GRANDE E’ LA GUERRA
intorno alla storia
…….. da sempre le narrazioni si arricchiscono di piccole storie della più grande Storia che le contiene, a volte la spiegano, a volte suggeriscono altre letture per coprire le verità con letture diverse, maiuscole le prime, minuscole le seconde, quelle che purtroppo spesso diventano apodittiche e diffondono verità millantate, quando spesso giornalisti si fanno storici e spesso viceversa, quando è “la voce del padrone” che disegna la Storia, ma le piccole storie aiutano a conoscere il tempo e i luoghi in cui si svolge, come quelle che qui sono proposte, le prime di quelle che verranno cercate per proporle, due piccole storie, queste, che fanno un po’ sorridere, ma che aiutano a leggere il tempo della Storia, e dell’uomo che attraversa quel tempo, le “costumanze” del tempo in ogni tempo di tutta la Storia, che ci appartiene ed alla quale noi apparteniamo.
1910 e dintorni: foto di gruppo Bersaglieresco
LA GUERRA CON I BAFFI
Dai ricordi personali di Lucio Martinelli e di Nunzio Seminara
Modena, ottobre 1912.
Colloquio finale per l’ammissione in accademia : “Aspirante Martinelli Mario!”

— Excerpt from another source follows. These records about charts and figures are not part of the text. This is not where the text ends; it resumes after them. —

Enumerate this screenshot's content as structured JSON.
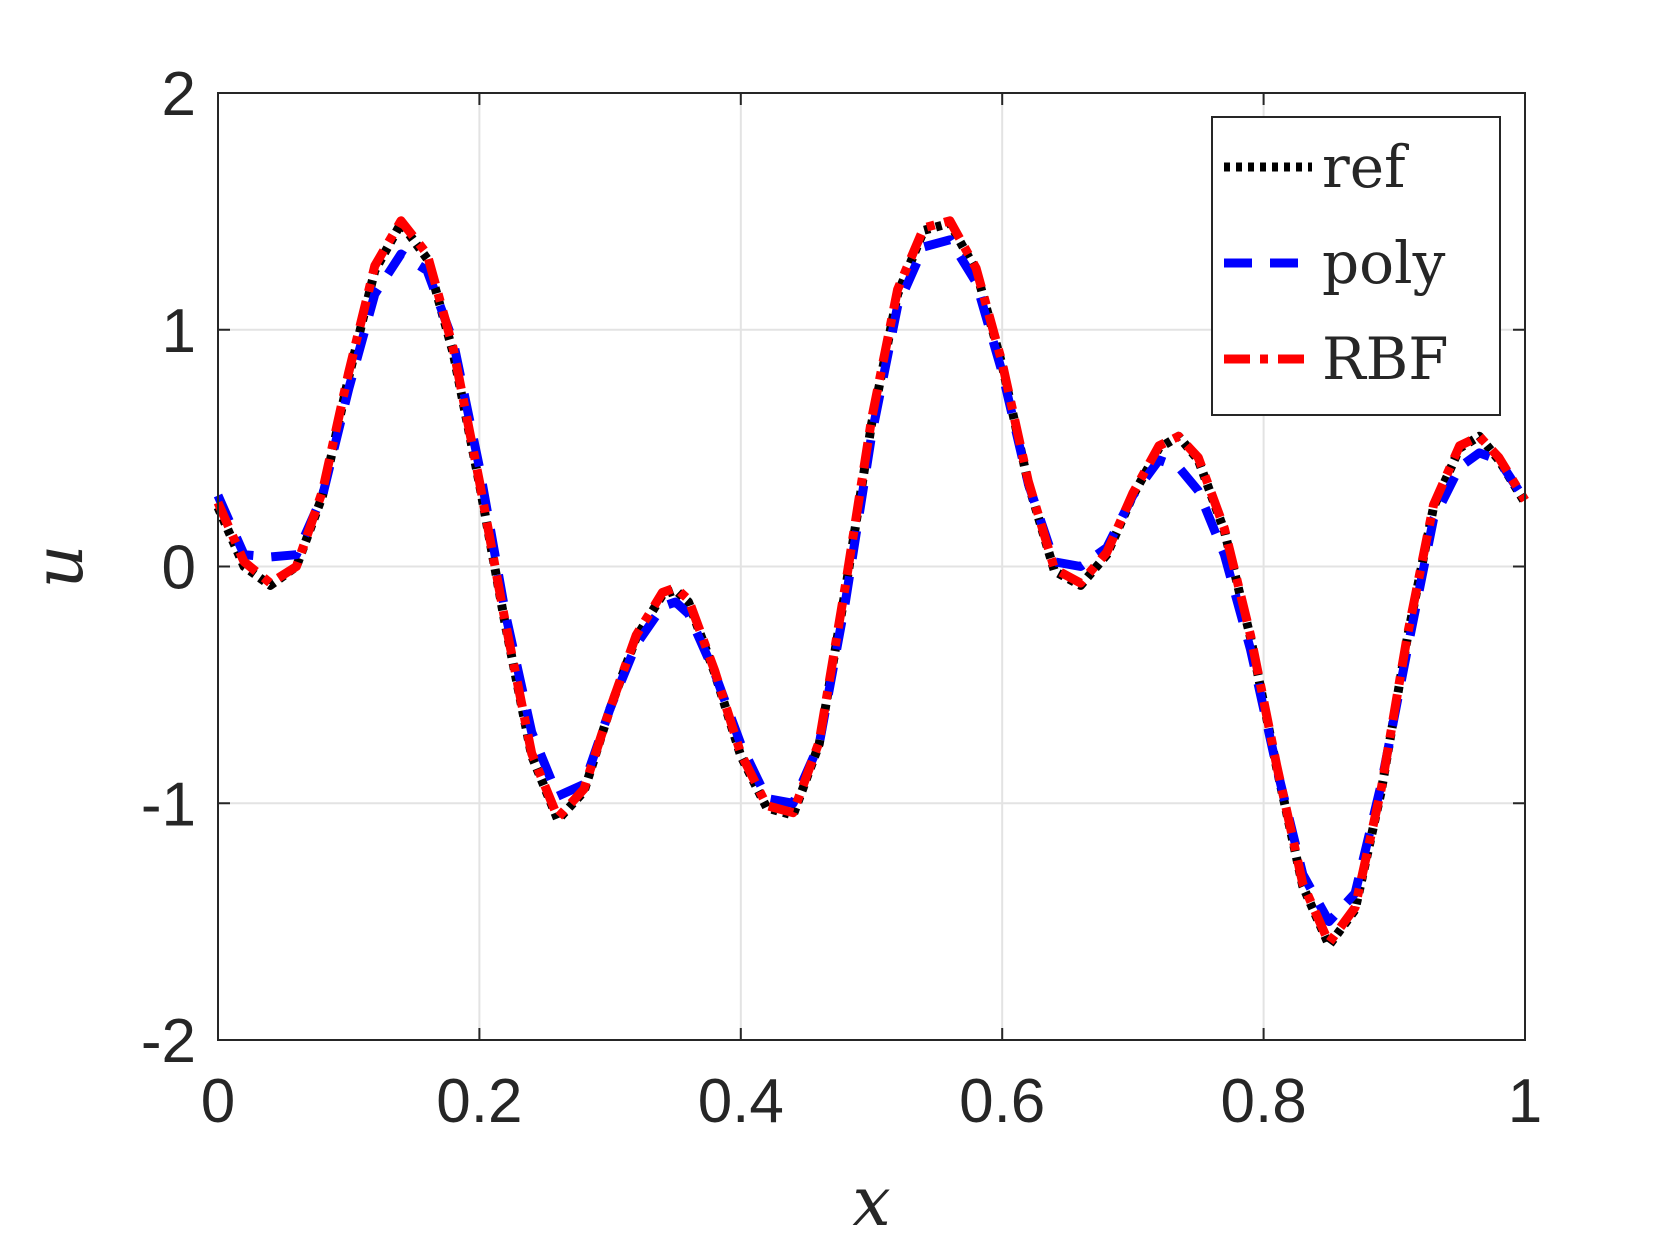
{
  "chart_data": {
    "type": "line",
    "xlabel": "x",
    "ylabel": "u",
    "xlim": [
      0,
      1
    ],
    "ylim": [
      -2,
      2
    ],
    "xticks": [
      0,
      0.2,
      0.4,
      0.6,
      0.8,
      1
    ],
    "xtick_labels": [
      "0",
      "0.2",
      "0.4",
      "0.6",
      "0.8",
      "1"
    ],
    "yticks": [
      -2,
      -1,
      0,
      1,
      2
    ],
    "ytick_labels": [
      "-2",
      "-1",
      "0",
      "1",
      "2"
    ],
    "grid": true,
    "legend_position": "top-right",
    "series": [
      {
        "name": "ref",
        "style": "dotted",
        "color": "#000000",
        "x": [
          0,
          0.02,
          0.04,
          0.06,
          0.08,
          0.1,
          0.12,
          0.14,
          0.16,
          0.18,
          0.2,
          0.22,
          0.24,
          0.26,
          0.28,
          0.3,
          0.32,
          0.34,
          0.35,
          0.36,
          0.38,
          0.4,
          0.42,
          0.44,
          0.46,
          0.48,
          0.5,
          0.52,
          0.54,
          0.56,
          0.58,
          0.6,
          0.62,
          0.64,
          0.66,
          0.68,
          0.7,
          0.72,
          0.735,
          0.75,
          0.77,
          0.79,
          0.81,
          0.83,
          0.85,
          0.87,
          0.89,
          0.91,
          0.93,
          0.95,
          0.965,
          0.98,
          1.0
        ],
        "y": [
          0.25,
          0.0,
          -0.08,
          0.0,
          0.3,
          0.8,
          1.25,
          1.45,
          1.3,
          0.9,
          0.35,
          -0.25,
          -0.8,
          -1.07,
          -0.95,
          -0.6,
          -0.3,
          -0.12,
          -0.1,
          -0.15,
          -0.45,
          -0.8,
          -1.02,
          -1.05,
          -0.75,
          -0.1,
          0.6,
          1.15,
          1.42,
          1.45,
          1.25,
          0.85,
          0.35,
          -0.02,
          -0.08,
          0.05,
          0.3,
          0.5,
          0.55,
          0.45,
          0.15,
          -0.3,
          -0.85,
          -1.35,
          -1.6,
          -1.45,
          -0.95,
          -0.3,
          0.25,
          0.5,
          0.55,
          0.45,
          0.27
        ]
      },
      {
        "name": "poly",
        "style": "dashed",
        "color": "#0000ff",
        "x": [
          0,
          0.02,
          0.04,
          0.06,
          0.08,
          0.1,
          0.12,
          0.14,
          0.16,
          0.18,
          0.2,
          0.22,
          0.24,
          0.26,
          0.28,
          0.3,
          0.32,
          0.34,
          0.35,
          0.36,
          0.38,
          0.4,
          0.42,
          0.44,
          0.46,
          0.48,
          0.5,
          0.52,
          0.54,
          0.56,
          0.58,
          0.6,
          0.62,
          0.64,
          0.66,
          0.68,
          0.7,
          0.72,
          0.735,
          0.75,
          0.77,
          0.79,
          0.81,
          0.83,
          0.85,
          0.87,
          0.89,
          0.91,
          0.93,
          0.95,
          0.965,
          0.98,
          1.0
        ],
        "y": [
          0.3,
          0.05,
          0.04,
          0.05,
          0.3,
          0.75,
          1.15,
          1.32,
          1.25,
          0.95,
          0.42,
          -0.2,
          -0.7,
          -0.97,
          -0.92,
          -0.6,
          -0.33,
          -0.17,
          -0.15,
          -0.2,
          -0.45,
          -0.75,
          -0.98,
          -1.0,
          -0.75,
          -0.15,
          0.55,
          1.1,
          1.35,
          1.38,
          1.2,
          0.82,
          0.35,
          0.02,
          0.0,
          0.08,
          0.3,
          0.45,
          0.42,
          0.32,
          0.05,
          -0.35,
          -0.85,
          -1.3,
          -1.5,
          -1.38,
          -0.92,
          -0.35,
          0.2,
          0.42,
          0.48,
          0.45,
          0.28
        ]
      },
      {
        "name": "RBF",
        "style": "dashdot",
        "color": "#ff0000",
        "x": [
          0,
          0.02,
          0.04,
          0.06,
          0.08,
          0.1,
          0.12,
          0.14,
          0.16,
          0.18,
          0.2,
          0.22,
          0.24,
          0.26,
          0.28,
          0.3,
          0.32,
          0.34,
          0.35,
          0.36,
          0.38,
          0.4,
          0.42,
          0.44,
          0.46,
          0.48,
          0.5,
          0.52,
          0.54,
          0.56,
          0.58,
          0.6,
          0.62,
          0.64,
          0.66,
          0.68,
          0.7,
          0.72,
          0.735,
          0.75,
          0.77,
          0.79,
          0.81,
          0.83,
          0.85,
          0.87,
          0.89,
          0.91,
          0.93,
          0.95,
          0.965,
          0.98,
          1.0
        ],
        "y": [
          0.27,
          0.02,
          -0.07,
          0.0,
          0.32,
          0.82,
          1.27,
          1.46,
          1.32,
          0.92,
          0.36,
          -0.24,
          -0.79,
          -1.06,
          -0.94,
          -0.6,
          -0.29,
          -0.11,
          -0.09,
          -0.14,
          -0.44,
          -0.79,
          -1.01,
          -1.04,
          -0.74,
          -0.08,
          0.62,
          1.17,
          1.43,
          1.46,
          1.26,
          0.86,
          0.36,
          -0.01,
          -0.07,
          0.06,
          0.31,
          0.51,
          0.55,
          0.46,
          0.16,
          -0.29,
          -0.84,
          -1.34,
          -1.59,
          -1.44,
          -0.94,
          -0.29,
          0.26,
          0.51,
          0.55,
          0.46,
          0.28
        ]
      }
    ]
  }
}
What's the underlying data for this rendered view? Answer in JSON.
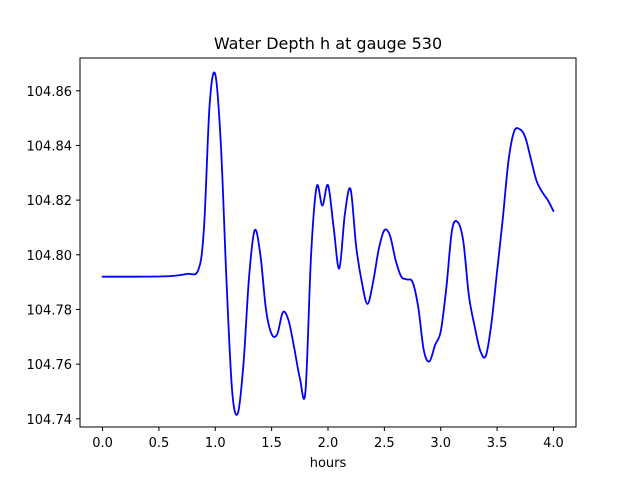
{
  "chart_data": {
    "type": "line",
    "title": "Water Depth h at gauge 530",
    "xlabel": "hours",
    "ylabel": "",
    "xlim": [
      -0.2,
      4.2
    ],
    "ylim": [
      104.737,
      104.872
    ],
    "xticks": [
      0.0,
      0.5,
      1.0,
      1.5,
      2.0,
      2.5,
      3.0,
      3.5,
      4.0
    ],
    "xtick_labels": [
      "0.0",
      "0.5",
      "1.0",
      "1.5",
      "2.0",
      "2.5",
      "3.0",
      "3.5",
      "4.0"
    ],
    "yticks": [
      104.74,
      104.76,
      104.78,
      104.8,
      104.82,
      104.84,
      104.86
    ],
    "ytick_labels": [
      "104.74",
      "104.76",
      "104.78",
      "104.80",
      "104.82",
      "104.84",
      "104.86"
    ],
    "grid": false,
    "legend": "none",
    "series": [
      {
        "color": "#0000ff",
        "x": [
          0.0,
          0.3,
          0.6,
          0.75,
          0.85,
          0.9,
          0.95,
          1.0,
          1.05,
          1.1,
          1.15,
          1.2,
          1.25,
          1.3,
          1.35,
          1.4,
          1.45,
          1.5,
          1.55,
          1.6,
          1.65,
          1.7,
          1.75,
          1.8,
          1.85,
          1.9,
          1.95,
          2.0,
          2.05,
          2.1,
          2.15,
          2.2,
          2.25,
          2.3,
          2.35,
          2.4,
          2.45,
          2.5,
          2.55,
          2.6,
          2.65,
          2.7,
          2.75,
          2.8,
          2.85,
          2.9,
          2.95,
          3.0,
          3.05,
          3.1,
          3.15,
          3.2,
          3.25,
          3.3,
          3.35,
          3.4,
          3.45,
          3.5,
          3.55,
          3.6,
          3.65,
          3.7,
          3.75,
          3.8,
          3.85,
          3.9,
          3.95,
          4.0
        ],
        "y": [
          104.792,
          104.792,
          104.7922,
          104.793,
          104.7945,
          104.81,
          104.855,
          104.866,
          104.84,
          104.79,
          104.75,
          104.742,
          104.76,
          104.792,
          104.809,
          104.8,
          104.78,
          104.771,
          104.771,
          104.779,
          104.776,
          104.766,
          104.755,
          104.75,
          104.8,
          104.825,
          104.818,
          104.8255,
          104.81,
          104.795,
          104.815,
          104.824,
          104.803,
          104.79,
          104.782,
          104.79,
          104.802,
          104.809,
          104.807,
          104.798,
          104.792,
          104.791,
          104.79,
          104.781,
          104.765,
          104.761,
          104.767,
          104.772,
          104.788,
          104.809,
          104.812,
          104.805,
          104.785,
          104.774,
          104.765,
          104.763,
          104.775,
          104.794,
          104.813,
          104.834,
          104.845,
          104.846,
          104.843,
          104.835,
          104.827,
          104.823,
          104.82,
          104.816
        ]
      }
    ]
  }
}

Nel sentire il mio nome pronunciato ad alta voce da un anziano e baffuto Maresciallo, uscito da un’aula con sulla porta il cartello “COMMISSIONE PER L’AMMISSIONE IN ACCADEMIA”, mi alzai di scatto dalla panca sulla quale ero seduto insieme ad altri giovani.
“Presente!” Risposi rispettoso ma con voce ferma.
“Si accomodi nell’Aula e si presenti alla Commissione,” mi invitò il Sottufficiale.
Entrai nella stanza con una certa apprensione. Sapevo di aver superato tutte le prove d’esame, compresa la visita medica e l’accertamento ginnico. Ora dovevo sostenere un colloquio e ricevere il giudizio finale di idoneità.
Nella stanza disadorna, dietro una scrivania c’era seduto un corpulento Colonnello, con un paio di baffi a manubrio, affiancato da un Maggiore e da un Capitano, entrambi con vistosi baffi.
Mi misi sull’attenti ed aspettai.
“Aspirante Martinelli, classe 1895, Distretto Militare di Perugia”, proferì il Maggiore porgendo un fascicolo al Colonnello. “Questi sono i risultati conseguiti negli esami di ammissione”.
Il Colonnello mi guardò burbero, poi dopo aver sfogliato l’incartamento si rivolse a me, impalato sugli attenti, con accento inequivocabilmente piemontese.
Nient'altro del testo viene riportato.